There are environments that are dangerous or unstable, where human operators would prefer to remain remote and intervene only intermittently with high-level instructions. We might call these environments deep, eg:

• deep sea

• deep earth (caves, remote mountains, etc)

• deep space

There are also tasks currently done by humans involving heavy vehicles and machinery that demand low-latency decision making and effectively zero probability of failure. Air-Traffic Control is a current example, and it is not hard to imagine situations in the near future involving autonomous vehicles and peer-to-peer traffic control, with similar requirements but no control tower.

Obstacles

People tend to assume this type of cooperation is already possible and just a matter of building the robots and programming them (or training their AI) to cooperate. That is not the case, largely because programming (or training) emergent behaviour is hard and making any hard guarantees about that behaviour is even harder. On top of that there are various problems with generals.

When we say robots coordinating or robots cooperating we mean robots programmed and deployed independently, operating in the same space, communicating to achieve some goal or avoid some disaster.

There are few examples of robots coordinating in real-time in the real-world, and those that exist are highly constrained:

• drone-swarm light displays are pre-programmed to perform specific movements and can only adapt to a narrow range of situations

• military drones are controlled remotely by human operators

So the first obstacle is software. The solution is real-time asynchronous consensus.

The next obstacle is to deployment. Artificial intelligence sophisticated enough to operate in the real-world is a recent phenomenon and not widely deployed. That limits what we can do since robots must be intelligent enough to operate independently in the real-world before they can cooperate.

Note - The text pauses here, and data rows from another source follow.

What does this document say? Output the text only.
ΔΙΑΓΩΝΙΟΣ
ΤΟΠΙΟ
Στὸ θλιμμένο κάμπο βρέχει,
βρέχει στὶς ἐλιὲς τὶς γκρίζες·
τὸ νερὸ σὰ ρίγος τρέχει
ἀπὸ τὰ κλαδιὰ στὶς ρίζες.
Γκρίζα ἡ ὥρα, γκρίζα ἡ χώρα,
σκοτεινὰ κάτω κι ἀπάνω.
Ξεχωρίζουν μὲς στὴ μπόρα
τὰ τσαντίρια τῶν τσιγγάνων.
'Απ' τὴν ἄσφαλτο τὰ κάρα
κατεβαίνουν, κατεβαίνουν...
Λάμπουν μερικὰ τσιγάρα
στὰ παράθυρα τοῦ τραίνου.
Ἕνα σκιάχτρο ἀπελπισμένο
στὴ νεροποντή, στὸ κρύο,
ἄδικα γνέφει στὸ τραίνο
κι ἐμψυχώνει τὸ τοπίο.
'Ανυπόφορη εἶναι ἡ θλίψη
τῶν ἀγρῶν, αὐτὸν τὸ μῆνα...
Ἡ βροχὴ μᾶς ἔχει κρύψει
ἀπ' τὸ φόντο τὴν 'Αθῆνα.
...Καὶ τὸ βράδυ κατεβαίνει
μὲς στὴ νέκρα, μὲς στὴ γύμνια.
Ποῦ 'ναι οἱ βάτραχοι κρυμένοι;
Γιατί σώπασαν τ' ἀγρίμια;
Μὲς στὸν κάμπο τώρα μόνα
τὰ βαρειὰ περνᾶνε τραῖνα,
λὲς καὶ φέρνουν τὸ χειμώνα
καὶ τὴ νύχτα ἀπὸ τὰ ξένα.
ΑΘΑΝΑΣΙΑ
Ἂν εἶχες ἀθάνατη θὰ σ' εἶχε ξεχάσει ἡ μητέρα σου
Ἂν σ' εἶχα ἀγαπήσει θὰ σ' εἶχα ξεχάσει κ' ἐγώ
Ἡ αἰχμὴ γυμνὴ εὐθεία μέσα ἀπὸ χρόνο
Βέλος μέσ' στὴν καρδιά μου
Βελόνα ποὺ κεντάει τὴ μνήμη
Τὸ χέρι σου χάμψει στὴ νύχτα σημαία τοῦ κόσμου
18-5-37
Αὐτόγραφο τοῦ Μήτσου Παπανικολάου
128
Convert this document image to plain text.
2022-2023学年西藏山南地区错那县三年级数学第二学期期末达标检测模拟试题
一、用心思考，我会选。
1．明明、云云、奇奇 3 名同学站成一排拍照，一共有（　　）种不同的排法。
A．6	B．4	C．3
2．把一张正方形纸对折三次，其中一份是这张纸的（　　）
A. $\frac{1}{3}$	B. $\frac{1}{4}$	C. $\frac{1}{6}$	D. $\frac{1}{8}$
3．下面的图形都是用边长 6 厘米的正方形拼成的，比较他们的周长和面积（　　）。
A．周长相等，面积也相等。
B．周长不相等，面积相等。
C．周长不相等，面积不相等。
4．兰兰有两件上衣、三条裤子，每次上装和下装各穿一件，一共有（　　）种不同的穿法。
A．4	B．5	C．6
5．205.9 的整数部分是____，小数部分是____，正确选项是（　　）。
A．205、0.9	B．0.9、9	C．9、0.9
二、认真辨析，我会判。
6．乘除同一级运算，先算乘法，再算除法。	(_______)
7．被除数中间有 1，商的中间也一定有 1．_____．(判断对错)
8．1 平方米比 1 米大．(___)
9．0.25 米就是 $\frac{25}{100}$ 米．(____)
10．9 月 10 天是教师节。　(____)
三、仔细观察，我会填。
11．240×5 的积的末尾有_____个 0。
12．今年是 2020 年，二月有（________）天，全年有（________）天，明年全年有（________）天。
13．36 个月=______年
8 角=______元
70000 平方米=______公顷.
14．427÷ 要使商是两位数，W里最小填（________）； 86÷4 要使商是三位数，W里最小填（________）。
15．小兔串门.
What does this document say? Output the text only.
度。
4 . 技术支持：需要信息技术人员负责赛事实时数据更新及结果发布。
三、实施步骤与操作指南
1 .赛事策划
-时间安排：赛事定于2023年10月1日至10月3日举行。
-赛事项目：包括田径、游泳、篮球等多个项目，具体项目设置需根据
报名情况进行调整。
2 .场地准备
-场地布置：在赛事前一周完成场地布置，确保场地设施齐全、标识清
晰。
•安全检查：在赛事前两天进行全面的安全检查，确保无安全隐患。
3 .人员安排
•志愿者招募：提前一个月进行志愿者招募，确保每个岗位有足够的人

There are stepping stones to real-world deployment that do not have this limitation.

Roadmap

1. Shared-memory operating system

This enables us to program many machines as if they were one machine, no matter the machines: robots, vehicles, web servers, etc. Progress on one is largely transferable to the rest.

2. Web applications

We have built several web applications with advantages over legacy applications.

3. Real-time peer-to-peer gaming

This is the natural next step from web applications and it will be a huge step forward for users. Nothing like it exists because it is not possible with legacy technology. Blockchains are too slow and the alternatives are not robust enough.

4. Real-time real-world peer-to-peer applications

The goal.